Het knelpunt voor verlichting op zonne-energie is de opslag: een batterij. Het kan ook op zwaartekracht. Zou dat in Nederland werken?
Veel ngo’s hebben de jongste jaren verlichting op zonne-energie in ontwikkelingslanden geïntroduceerd, als alternatief voor de ongezonde kerosine-lampen. Daarbij vergeten ze dat die lampen onbruikbaar worden eens de batterijen uitgeteld zijn — ongeveer na drie tot vier jaar. Nieuwe batterijen vinden is in die landen niet evident. Milieuvriendelijk is de aanpak ook niet. De productie van batterijen is energie-intensief, en als ze na gebruik in de natuur terecht komen, richten ze daar veel schade aan.
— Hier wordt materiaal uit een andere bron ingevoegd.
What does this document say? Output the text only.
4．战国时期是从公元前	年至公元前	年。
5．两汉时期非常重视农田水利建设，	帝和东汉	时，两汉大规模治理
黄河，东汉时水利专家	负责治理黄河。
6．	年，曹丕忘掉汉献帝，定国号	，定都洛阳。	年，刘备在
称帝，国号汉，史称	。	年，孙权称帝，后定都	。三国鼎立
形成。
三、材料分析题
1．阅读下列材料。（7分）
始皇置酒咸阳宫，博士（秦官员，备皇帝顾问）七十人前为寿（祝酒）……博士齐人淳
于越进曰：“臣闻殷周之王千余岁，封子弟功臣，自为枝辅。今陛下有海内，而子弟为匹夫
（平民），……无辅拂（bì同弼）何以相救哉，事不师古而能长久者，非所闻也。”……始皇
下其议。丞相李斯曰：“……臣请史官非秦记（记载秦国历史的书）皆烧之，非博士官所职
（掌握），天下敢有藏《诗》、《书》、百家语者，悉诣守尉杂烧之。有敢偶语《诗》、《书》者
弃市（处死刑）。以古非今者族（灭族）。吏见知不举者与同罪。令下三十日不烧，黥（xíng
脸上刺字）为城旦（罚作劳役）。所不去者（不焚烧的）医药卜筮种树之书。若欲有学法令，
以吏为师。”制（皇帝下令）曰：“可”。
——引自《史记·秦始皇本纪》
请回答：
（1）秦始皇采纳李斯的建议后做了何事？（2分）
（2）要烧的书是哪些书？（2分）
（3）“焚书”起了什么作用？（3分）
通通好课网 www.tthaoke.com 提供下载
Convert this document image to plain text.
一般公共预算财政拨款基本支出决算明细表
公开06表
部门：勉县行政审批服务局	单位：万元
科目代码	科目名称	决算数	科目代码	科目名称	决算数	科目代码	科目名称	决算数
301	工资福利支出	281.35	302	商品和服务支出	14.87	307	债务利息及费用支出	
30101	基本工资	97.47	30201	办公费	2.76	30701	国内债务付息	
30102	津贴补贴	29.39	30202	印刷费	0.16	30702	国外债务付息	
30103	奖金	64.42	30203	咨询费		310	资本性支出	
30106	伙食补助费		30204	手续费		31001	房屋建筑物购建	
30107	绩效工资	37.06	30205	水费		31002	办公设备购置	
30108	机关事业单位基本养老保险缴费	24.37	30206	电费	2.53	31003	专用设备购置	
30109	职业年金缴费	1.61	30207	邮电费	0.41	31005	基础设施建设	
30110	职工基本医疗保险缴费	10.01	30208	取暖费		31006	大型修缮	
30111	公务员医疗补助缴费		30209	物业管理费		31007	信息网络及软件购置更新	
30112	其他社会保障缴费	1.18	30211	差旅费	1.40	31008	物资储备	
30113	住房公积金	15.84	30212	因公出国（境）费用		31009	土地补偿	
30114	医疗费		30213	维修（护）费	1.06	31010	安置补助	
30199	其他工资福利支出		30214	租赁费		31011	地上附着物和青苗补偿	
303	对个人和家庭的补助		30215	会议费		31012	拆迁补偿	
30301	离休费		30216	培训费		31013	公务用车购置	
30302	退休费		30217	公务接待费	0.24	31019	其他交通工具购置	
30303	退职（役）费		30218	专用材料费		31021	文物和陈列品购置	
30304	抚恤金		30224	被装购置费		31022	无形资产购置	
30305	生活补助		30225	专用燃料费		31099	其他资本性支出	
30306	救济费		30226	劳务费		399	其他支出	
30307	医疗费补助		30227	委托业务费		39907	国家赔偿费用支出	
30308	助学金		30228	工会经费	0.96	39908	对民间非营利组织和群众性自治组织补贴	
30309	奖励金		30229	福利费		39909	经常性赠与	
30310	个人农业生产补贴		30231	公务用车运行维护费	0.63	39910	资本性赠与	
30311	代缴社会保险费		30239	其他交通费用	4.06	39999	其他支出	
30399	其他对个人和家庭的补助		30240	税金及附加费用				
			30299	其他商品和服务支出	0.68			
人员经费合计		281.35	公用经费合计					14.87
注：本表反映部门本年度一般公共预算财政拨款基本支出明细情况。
Een Engelse ontwerpstudio heeft daar een oplossing voor gevonden: het ‘Gravity Light’. Deze lamp heeft geen batterij, maar een opslagsysteem dat werkt dankzij de zwaartekracht. Een bijgeleverde zak wordt gevuld met ongeveer tien kilogram zand of stenen, en vervolgens omhoog getrokken, tot aan het plafond. Het gewicht zakt vervolgens langzaam naar beneden en drijft daarmee een dynamo aan, die elektriciteit produceert en een LED-lamp doet werken. Na 15 tot 30 minuten heeft het gewicht het laagste punt bereikt en hijst de gebruiker de zak terug omhoog.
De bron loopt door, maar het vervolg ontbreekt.